The Constraint Logic

The N-Queens puzzle is about placing $N$ chess queens on an $N \times N$ chessboard so that no two queens threaten each other. A queen can attack in 3 ways: Row, Column, and Diagonal.

Efficient Collision Detection

Instead of checking every cell on the board (which is $O(N)$ ), we can use boolean arrays to mark occupied lanes:

Column: Index c
Main Diagonal: Index r - c (constant along the diagonal)
Anti-Diagonal: Index r + c (constant along the diagonal)

Place N queens on an N x N board without conflicts. Includes visual 4-Queens solution.

Hard

Examples

Input: n = 4
Output: [[".Q..","...Q","Q...","..Q."],["..Q.","Q...","...Q",".Q.."]]

Approach 1

Level I: Backtracking with Validation Function

Intuition

Place queens row by row. For each valid column in a row, move to the next row.

For each row r, try placing a queen at (r, c) where c from $0$ to $N-1$ . Check if (r, c) is safe by scanning all previously placed queens.

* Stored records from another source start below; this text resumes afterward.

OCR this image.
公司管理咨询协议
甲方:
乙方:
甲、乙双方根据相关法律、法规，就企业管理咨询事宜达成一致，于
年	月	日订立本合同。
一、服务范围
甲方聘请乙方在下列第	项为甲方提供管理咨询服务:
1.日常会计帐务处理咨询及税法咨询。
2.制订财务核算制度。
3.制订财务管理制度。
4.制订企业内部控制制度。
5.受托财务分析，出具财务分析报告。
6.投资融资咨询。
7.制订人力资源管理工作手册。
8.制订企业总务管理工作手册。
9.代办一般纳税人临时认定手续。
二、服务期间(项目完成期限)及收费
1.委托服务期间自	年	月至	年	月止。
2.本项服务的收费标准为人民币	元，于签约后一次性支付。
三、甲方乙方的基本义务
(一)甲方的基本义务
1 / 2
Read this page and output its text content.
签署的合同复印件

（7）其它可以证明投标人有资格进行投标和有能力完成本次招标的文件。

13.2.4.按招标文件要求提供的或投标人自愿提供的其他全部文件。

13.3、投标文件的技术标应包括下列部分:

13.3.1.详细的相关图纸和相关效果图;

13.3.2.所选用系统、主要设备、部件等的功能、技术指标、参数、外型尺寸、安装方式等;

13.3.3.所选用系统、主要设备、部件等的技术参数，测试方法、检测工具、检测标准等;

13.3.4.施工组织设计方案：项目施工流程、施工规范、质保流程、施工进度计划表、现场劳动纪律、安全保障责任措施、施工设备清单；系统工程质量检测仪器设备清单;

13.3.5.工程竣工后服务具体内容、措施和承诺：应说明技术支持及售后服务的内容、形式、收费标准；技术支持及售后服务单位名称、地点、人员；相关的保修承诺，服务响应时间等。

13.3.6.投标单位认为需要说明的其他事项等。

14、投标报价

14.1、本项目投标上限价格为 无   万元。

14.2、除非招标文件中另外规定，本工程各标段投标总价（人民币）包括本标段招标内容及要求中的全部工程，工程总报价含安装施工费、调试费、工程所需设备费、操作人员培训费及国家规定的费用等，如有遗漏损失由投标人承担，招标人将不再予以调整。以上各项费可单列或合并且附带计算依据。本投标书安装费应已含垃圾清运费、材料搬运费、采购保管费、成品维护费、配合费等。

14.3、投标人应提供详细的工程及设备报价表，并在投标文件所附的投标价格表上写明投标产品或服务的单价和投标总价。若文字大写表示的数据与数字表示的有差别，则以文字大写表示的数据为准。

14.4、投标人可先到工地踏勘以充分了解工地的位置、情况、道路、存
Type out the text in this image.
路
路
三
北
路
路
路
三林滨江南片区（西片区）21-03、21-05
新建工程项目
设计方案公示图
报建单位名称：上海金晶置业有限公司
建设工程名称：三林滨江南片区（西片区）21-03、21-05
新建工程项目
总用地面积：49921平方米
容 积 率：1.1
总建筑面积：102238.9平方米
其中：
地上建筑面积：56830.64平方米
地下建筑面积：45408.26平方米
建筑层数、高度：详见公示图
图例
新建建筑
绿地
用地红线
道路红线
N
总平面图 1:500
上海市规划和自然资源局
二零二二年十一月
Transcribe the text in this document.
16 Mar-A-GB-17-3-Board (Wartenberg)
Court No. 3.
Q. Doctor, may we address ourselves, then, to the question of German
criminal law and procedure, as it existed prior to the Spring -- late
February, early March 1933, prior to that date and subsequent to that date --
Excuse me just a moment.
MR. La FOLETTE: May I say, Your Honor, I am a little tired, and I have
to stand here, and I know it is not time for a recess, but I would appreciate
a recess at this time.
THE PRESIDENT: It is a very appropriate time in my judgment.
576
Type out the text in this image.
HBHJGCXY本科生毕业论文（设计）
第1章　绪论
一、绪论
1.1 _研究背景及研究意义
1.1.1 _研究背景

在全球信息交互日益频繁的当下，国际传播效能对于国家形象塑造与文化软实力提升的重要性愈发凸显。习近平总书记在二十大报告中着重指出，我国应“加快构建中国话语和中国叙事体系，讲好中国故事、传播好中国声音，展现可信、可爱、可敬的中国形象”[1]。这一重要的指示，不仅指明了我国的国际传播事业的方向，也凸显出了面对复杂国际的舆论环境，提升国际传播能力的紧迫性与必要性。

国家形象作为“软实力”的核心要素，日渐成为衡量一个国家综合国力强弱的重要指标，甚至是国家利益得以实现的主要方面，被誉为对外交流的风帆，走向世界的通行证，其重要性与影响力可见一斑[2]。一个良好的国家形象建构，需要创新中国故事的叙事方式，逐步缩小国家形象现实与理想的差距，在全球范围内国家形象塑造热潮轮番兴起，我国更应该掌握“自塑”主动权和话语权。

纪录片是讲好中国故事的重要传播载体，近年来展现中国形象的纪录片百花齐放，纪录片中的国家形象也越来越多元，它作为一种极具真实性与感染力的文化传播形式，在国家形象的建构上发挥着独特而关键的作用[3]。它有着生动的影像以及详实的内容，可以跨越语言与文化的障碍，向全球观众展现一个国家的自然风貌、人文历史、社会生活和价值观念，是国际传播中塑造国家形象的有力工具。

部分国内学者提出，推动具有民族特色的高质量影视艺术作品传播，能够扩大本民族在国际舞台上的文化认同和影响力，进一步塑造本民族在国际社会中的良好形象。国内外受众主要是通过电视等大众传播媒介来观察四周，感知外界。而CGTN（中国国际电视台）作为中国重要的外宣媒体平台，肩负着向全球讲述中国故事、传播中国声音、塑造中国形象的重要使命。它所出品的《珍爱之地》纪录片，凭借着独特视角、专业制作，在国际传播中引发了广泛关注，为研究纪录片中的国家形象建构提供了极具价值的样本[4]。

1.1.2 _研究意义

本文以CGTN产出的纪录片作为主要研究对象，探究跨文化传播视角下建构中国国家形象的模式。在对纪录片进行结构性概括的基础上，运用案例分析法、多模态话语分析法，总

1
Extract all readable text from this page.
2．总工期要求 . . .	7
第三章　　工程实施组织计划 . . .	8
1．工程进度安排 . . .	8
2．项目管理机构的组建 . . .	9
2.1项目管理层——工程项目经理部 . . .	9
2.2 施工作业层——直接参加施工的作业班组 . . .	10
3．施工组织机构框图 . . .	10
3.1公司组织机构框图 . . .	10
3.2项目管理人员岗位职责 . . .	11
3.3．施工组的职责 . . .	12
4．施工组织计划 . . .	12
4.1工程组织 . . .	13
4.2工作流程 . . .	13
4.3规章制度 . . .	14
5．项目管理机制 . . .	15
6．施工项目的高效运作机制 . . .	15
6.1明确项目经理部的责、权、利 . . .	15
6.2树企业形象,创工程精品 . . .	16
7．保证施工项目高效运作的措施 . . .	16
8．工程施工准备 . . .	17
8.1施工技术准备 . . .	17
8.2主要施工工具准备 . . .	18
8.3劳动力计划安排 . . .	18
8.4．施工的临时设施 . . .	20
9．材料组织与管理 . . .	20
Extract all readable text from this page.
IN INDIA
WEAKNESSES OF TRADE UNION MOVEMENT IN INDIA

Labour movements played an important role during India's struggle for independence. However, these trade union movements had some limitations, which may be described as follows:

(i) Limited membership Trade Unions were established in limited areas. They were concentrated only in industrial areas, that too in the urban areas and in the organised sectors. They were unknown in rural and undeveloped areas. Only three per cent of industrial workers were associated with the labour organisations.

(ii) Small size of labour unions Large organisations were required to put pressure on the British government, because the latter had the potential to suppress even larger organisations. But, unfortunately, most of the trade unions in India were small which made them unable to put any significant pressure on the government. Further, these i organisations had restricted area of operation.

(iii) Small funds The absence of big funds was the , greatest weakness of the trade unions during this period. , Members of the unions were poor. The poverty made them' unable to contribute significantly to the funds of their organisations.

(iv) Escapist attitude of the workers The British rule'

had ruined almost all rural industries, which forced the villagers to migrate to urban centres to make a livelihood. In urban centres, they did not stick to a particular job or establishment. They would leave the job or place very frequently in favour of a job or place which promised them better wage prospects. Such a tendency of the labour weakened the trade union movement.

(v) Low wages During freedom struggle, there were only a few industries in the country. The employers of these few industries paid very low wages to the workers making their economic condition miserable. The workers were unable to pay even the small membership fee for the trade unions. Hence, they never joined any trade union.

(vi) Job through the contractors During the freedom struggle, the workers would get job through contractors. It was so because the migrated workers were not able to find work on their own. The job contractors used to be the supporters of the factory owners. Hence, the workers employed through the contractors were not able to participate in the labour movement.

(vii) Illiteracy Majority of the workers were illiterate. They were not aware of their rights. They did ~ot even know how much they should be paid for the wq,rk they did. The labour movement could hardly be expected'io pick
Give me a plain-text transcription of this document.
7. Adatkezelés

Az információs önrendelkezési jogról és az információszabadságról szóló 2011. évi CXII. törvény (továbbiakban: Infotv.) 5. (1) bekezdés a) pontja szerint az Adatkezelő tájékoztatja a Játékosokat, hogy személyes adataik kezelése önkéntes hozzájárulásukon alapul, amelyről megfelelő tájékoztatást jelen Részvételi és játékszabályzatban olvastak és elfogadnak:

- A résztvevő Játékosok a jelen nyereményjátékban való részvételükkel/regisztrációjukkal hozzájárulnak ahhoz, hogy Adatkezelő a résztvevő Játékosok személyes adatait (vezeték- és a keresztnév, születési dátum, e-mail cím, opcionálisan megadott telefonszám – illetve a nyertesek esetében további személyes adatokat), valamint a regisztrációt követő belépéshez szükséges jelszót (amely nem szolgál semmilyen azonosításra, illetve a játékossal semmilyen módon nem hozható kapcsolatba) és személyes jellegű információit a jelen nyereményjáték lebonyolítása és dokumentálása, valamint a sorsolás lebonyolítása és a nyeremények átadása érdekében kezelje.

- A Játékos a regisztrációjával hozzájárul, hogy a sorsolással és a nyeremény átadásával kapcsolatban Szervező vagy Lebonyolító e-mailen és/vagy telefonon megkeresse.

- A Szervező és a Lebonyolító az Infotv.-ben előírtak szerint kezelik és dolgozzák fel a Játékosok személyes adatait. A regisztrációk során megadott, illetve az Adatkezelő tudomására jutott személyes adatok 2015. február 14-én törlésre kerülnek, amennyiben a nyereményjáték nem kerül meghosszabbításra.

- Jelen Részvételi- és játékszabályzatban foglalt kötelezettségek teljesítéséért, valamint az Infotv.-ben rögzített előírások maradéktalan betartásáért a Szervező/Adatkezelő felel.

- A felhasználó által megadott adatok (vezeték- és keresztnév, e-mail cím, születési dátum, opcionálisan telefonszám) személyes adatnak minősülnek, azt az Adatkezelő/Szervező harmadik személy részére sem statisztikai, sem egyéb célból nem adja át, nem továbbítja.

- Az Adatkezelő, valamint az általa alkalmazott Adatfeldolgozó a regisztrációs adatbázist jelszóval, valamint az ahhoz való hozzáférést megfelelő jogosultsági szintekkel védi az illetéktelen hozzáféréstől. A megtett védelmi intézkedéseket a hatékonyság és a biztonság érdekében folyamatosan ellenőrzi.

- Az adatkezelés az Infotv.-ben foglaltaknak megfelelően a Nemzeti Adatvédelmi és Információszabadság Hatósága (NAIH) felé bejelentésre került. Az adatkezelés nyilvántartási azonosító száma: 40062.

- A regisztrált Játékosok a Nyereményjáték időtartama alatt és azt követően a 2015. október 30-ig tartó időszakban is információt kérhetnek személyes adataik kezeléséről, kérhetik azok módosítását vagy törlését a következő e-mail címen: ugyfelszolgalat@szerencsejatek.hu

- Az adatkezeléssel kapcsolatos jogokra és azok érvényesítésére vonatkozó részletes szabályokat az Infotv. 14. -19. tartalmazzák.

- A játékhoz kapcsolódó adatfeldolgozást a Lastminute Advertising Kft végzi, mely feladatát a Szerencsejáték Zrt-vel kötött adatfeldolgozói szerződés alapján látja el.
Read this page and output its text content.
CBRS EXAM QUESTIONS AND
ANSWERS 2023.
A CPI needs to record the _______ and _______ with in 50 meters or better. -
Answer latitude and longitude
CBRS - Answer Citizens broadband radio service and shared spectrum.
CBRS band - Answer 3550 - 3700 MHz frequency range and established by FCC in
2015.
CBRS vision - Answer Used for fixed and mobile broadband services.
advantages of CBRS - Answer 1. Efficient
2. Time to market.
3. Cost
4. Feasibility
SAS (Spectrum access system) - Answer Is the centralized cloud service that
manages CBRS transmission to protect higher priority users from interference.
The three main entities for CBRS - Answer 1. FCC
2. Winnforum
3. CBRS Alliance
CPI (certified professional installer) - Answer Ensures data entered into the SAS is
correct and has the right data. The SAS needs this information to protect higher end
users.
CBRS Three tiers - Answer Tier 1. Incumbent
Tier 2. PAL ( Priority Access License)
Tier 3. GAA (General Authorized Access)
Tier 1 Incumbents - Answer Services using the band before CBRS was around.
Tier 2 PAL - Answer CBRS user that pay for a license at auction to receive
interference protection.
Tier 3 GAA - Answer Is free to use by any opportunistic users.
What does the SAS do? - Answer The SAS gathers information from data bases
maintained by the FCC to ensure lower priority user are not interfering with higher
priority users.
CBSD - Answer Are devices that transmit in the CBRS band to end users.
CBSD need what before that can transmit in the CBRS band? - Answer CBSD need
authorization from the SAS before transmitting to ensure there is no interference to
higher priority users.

⏱ O(N!)💾 O(N^2) to store the board.

Detailed Dry Run

Dry Run: N=4
| Row | Action           | Collision Check |
| :-- | :--------------- | :-------------- |
| 0   | Place (0,0)      | Valid           |
| 1   | Try (1,0), (1,1) | ❌ Col/Diag     |
| 1   | Place (1,2)      | Valid           |
| 2   | Try (2,0)..(2,3) | ❌ ALL COLLIDE  |
| 1   | Backtrack (1,2)  | Try (1,3)...    |

java

class Solution {
    public List<List<String>> solveNQueens(int n) {
        char[][] board = new char[n][n];
        for (int i = 0; i < n; i++) Arrays.fill(board[i], '.');
        List<List<String>> res = new ArrayList<>();
        backtrack(0, board, res);
        return res;
    }
    private void backtrack(int r, char[][] board, List<List<String>> res) {
        if (r == board.length) {
            res.add(construct(board));
            return;
        }
        for (int c = 0; c < board.length; c++) {
            if (isSafe(r, c, board)) {
                board[r][c] = 'Q';
                backtrack(r + 1, board, res);
                board[r][c] = '.';
            }
        }
    }
    private boolean isSafe(int r, int c, char[][] board) {
        for (int i = 0; i < r; i++) {
            for (int k = 0; k < board.length; k++) {
                if (board[i][k] == 'Q' && (k == c || Math.abs(r-i) == Math.abs(c-k))) return false;
            }
        }
        return true;
    }
    private List<String> construct(char[][] board) {
        List<String> path = new ArrayList<>();
        for (int i = 0; i < board.length; i++) path.add(new String(board[i]));
        return path;
    }
}

Approach 2

Level II: Optimized Backtracking (Hashing O(1) Checks)

Intuition

Use boolean arrays/sets to track occupied columns and diagonals for immediate collision detection.

Maintain cols, diag1 ( $r-c$ ), and diag2 ( $r+c$ ) sets. Before placing a queen at $(r, c)$ , check if $c$ , $r-c$ , or $r+c$ are in the sets.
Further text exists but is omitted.